Using a combination of high throughput sequencing, comparative genomic and computer-vision based phenotyping, the Schnable lab works on developing new techniques to identify genetic differences between related crop species, and link specific changes in gene sequence or gene regulation to variation in abiotic stress tolerance between maize (corn) a highly productive but relatively stress sensitive crop and closely related species with higher levels of stress tolerance including other crop species such as sorghum and pearl millet, as well as wide species such as Paspalum vaginatum (a salt tolerant species that can grow right on the beach).

Dr. Karrie Weber School of Biological Sciences & Department of Earth & Atmospheric Sciences

Rock and the Role of Microorganisms in the Environment

Microorganisms are capable of utilizing a diversity of energy sources in the environment as such their metabolism has contributed to the production of bioenergy. Research in the Weber laboratory assesses and seeks to understand how these organisms take advantage of Earths minerals to produce energy as well as influence carbon, nitrogen, iron, and uranium cycling in aquatic, soil, and sedimentary environments.

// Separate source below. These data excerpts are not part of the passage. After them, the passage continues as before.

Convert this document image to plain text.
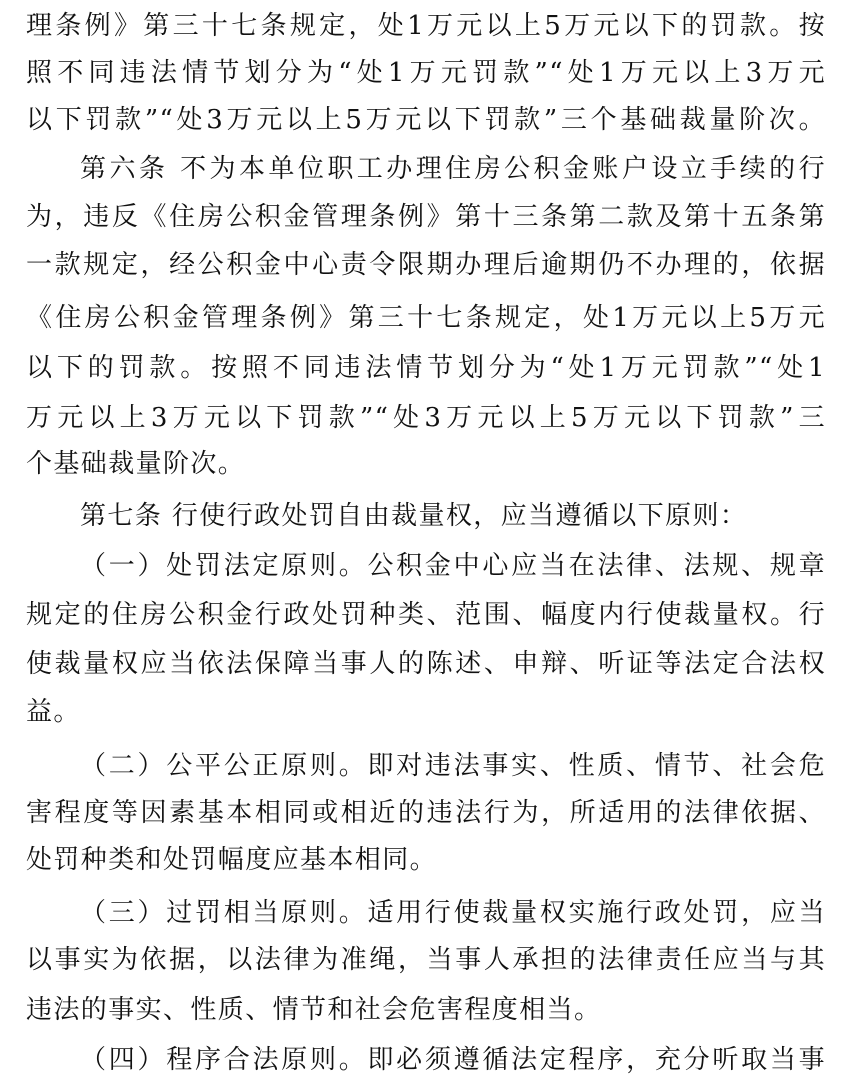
理条例》第三十七条规定，处1万元以上5万元以下的罚款。按
照不同违法情节划分为“处1万元罚款”“处1万元以上3万元
以下罚款”“处3万元以上5万元以下罚款”三个基础裁量阶次。
第六条 不为本单位职工办理住房公积金账户设立手续的行
为，违反《住房公积金管理条例》第十三条第二款及第十五条第
一款规定，经公积金中心责令限期办理后逾期仍不办理的，依据
《住房公积金管理条例》第三十七条规定，处1万元以上5万元
以下的罚款。按照不同违法情节划分为“处1万元罚款”“处1
万元以上3万元以下罚款”“处3万元以上5万元以下罚款”三
个基础裁量阶次。
第七条 行使行政处罚自由裁量权，应当遵循以下原则：
（一）处罚法定原则。公积金中心应当在法律、法规、规章
规定的住房公积金行政处罚种类、范围、幅度内行使裁量权。行
使裁量权应当依法保障当事人的陈述、申辩、听证等法定合法权
益。
（二）公平公正原则。即对违法事实、性质、情节、社会危
害程度等因素基本相同或相近的违法行为，所适用的法律依据、
处罚种类和处罚幅度应基本相同。
（三）过罚相当原则。适用行使裁量权实施行政处罚，应当
以事实为依据，以法律为准绳，当事人承担的法律责任应当与其
违法的事实、性质、情节和社会危害程度相当。
（四）程序合法原则。即必须遵循法定程序，充分听取当事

Dr. Mark Wilkins Department of Biological Systems Engineering

Production of ethanol from Nebraska waste wood sources

Nebraska and other Central Plains states have experienced a massive spread of eastern redcedar trees that are disrupting traditional prairie ecosystems and degrading pasture land. Also, the emerald ash borer was recently found in Nebraska and will inevitably destroy Nebraska’s ash trees. Unfortunately, most of Nebraska’s eastern redcedar and ash trees have no lumber value; therefore, their current value is limited to providing heat through combustion. This project will look at using modified sulfite-based pretreatments to remove lignin from ash and redcedar wood.  Then, the wood will be hydrolyzed enzymatically to produce fermentable sugars, which will be fermented to produce ethanol.